American Propaganda During World War II - Themes - War Effort - Womanpower


See also: Rosie the Riveter See also: Women's roles in the World Wars

Major campaigns were launched to encourage women to enter the work force and convince their husbands that this was appropriate behavior. Government campaigns targeting women were addressed solely at housewives, perhaps because already employed women could move to the higher-paid "essential" jobs on their own, or perhaps in the belief that housewives would be the primary source of new workers. Propaganda was also directed at husbands, many of whom were unwilling to have their wives working. Fiction also addressed husbands' resistance to their wives working.

Key symbolic figures such as "Rosie the Riveter" and "Mrs. Casey Jones" appeared in posters across the country representing strong women who supported their husbands in the war effort. Due to all the propaganda targeting female wartime duties, the number of women working jumped 15% from 1941 to 1943. Women were the primary figures of the home front, which was a major theme in the poster propaganda media, and, as the war continued, women began appearing more frequently in war posters. At first, they were accompanied by male counterparts, but later women began to appear as the central figure in the posters. These posters were meant to show a direct correlation with the efforts of the home front to the war overseas and portray women as directly affecting the war. Radios also broadcast information and appeals, drawing on patriotic calls and the need of such work to save men's lives.

Two major campaigns were launched: "Women in the War," to recruit for the armed services and war-related jobs; and "Women in Necessary Services," or such jobs as laundry, clerking in grocery and drug stores, and other employment necessary to support the economy. Books and magazines addressed women with the need for their labor. Many works of fiction depicted women working in industries suffering labor shortages, although generally in the more glamorous industries. Major magazines covers movies, and popular songs all depicted women workers.

The woman war worker was commonly used as a symbol of the home front, perhaps because, unlike a male figure, the question of why she was not serving in the armed forces would not be raised. In many stories, the woman worker appeared as an example to a selfish woman who then reformed and obtained employment.

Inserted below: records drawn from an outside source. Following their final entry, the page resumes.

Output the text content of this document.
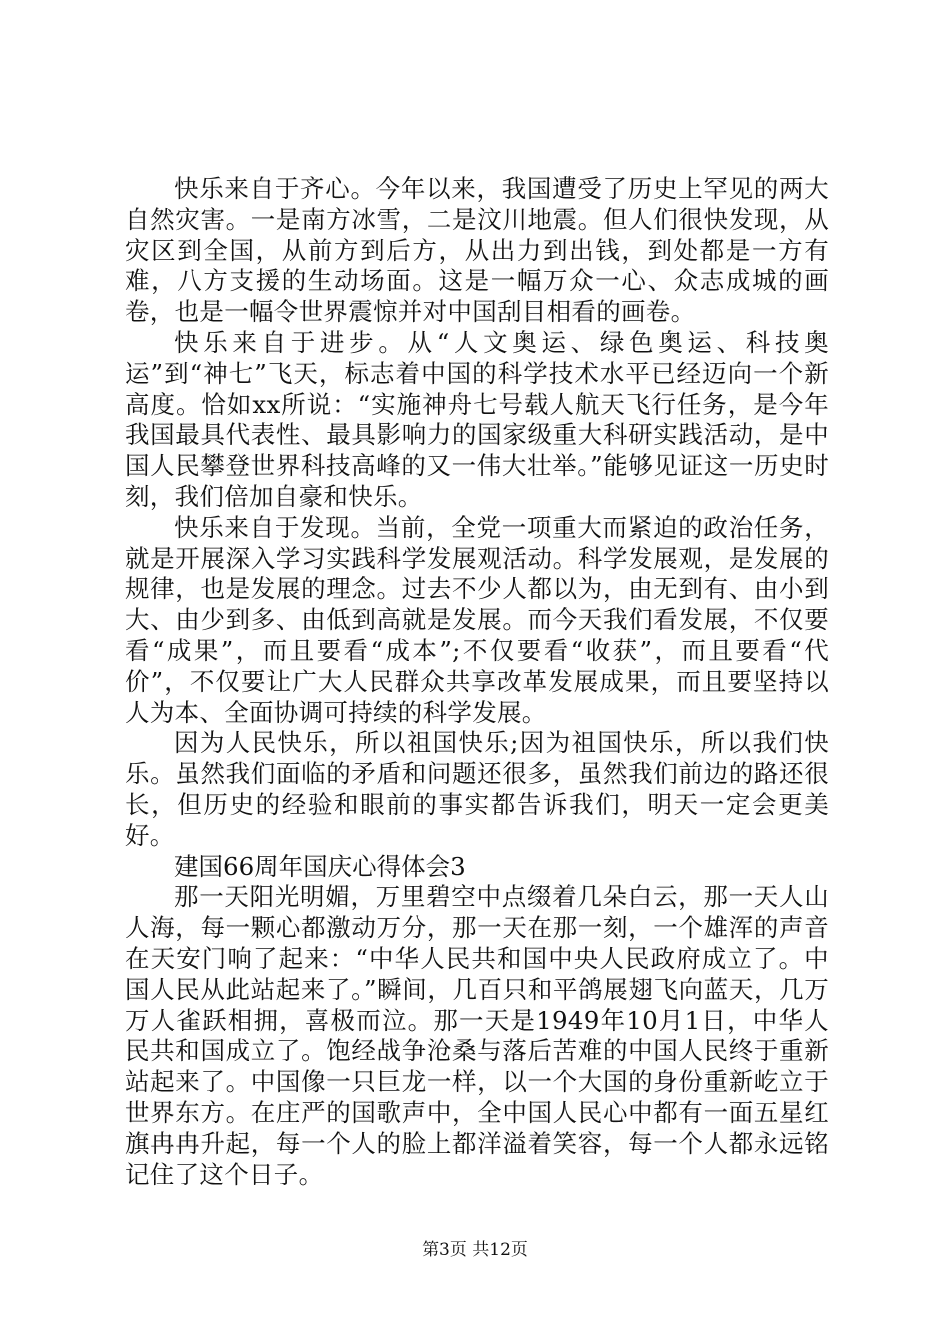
快乐来自于齐心。今年以来，我国遭受了历史上罕见的两大自然灾害。一是南方冰雪，二是汶川地震。但人们很快发现，从灾区到全国，从前方到后方，从出力到出钱，到处都是一方有难，八方支援的生动场面。这是一幅万众一心、众志成城的画卷，也是一幅令世界震惊并对中国刮目相看的画卷。

快乐来自于进步。从“人文奥运、绿色奥运、科技奥运”到“神七”飞天，标志着中国的科学技术水平已经迈向一个新高度。恰如xx所说：“实施神舟七号载人航天飞行任务，是今年我国最具代表性、最具影响力的国家级重大科研实践活动，是中国人民攀登世界科技高峰的又一伟大壮举。”能够见证这一历史时刻，我们倍加自豪和快乐。

快乐来自于发现。当前，全党一项重大而紧迫的政治任务，就是开展深入学习实践科学发展观活动。科学发展观，是发展的规律，也是发展的理念。过去不少人都以为，由无到有、由小到大、由少到多、由低到高就是发展。而今天我们看发展，不仅要看“成果”，而且要看“成本”;不仅要看“收获”，而且要看“代价”，不仅要让广大人民群众共享改革发展成果，而且要坚持以人为本、全面协调可持续的科学发展。

因为人民快乐，所以祖国快乐;因为祖国快乐，所以我们快乐。虽然我们面临的矛盾和问题还很多，虽然我们前边的路还很长，但历史的经验和眼前的事实都告诉我们，明天一定会更美好。

建国66周年国庆心得体会3

那一天阳光明媚，万里碧空中点缀着几朵白云，那一天人山人海，每一颗心都激动万分，那一天在那一刻，一个雄浑的声音在天安门响了起来：“中华人民共和国中央人民政府成立了。中国人民从此站起来了。”瞬间，几百只和平鸽展翅飞向蓝天，几万万人雀跃相拥，喜极而泣。那一天是1949年10月1日，中华人民共和国成立了。饱经战争沧桑与落后苦难的中国人民终于重新站起来了。中国像一只巨龙一样，以一个大国的身份重新屹立于世界东方。在庄严的国歌声中，全中国人民心中都有一面五星红旗冉冉升起，每一个人的脸上都洋溢着笑容，每一个人都永远铭记住了这个日子。

第3页 共12页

Magazines were urged to carry fiction suitable for wartime. For instance, True Story toned down its Great Depression hostility to working women and featured war work favorably. At first, it continued sexual themes, such as female war workers being seduced, having affairs with married men, or engaging in casual affairs. The Magazine Bureau objected to this as hindering recruitment, and argued that war workers should not be shown as more prone to dalliance than other women. As a result, True Story removed such themes from stories featuring female war workers. The ambitious career woman whose life culminated in disaster still appeared, but only when motivated by self-interest; whereas women who worked from patriotic motives were able to maintain their marriages and bear children rather than suffer miscarriages and infertility, as working women invariably suffered in pre-war stories. Stories showed that war work could redeem a woman with a sordid past. Saturday Evening Post changed its depiction of working women even more: the pre-war, destructive career wife vanished entirely, and now employed women could also have happy families

The image of the "glamour girl" was adapted to wartime conditions by depicting women in factory work as attractive and overtly showed that a woman could keep her looks while performing war work. Fictional romances presented war workers as winning the attention of soldiers, in preference to girls who lived for pleasure. The motives for female war workers motives were often presented as bringing their men home earlier, or making a safer world for their children. Depictions of female war workers often suggested that they were working only for the duration, and planned to return full-time to the home afterward.

The appeal for women workers suggested that by performing war work, a woman supported her brother, boyfriend or husband in the armed forces, and hastened the day when he could return home.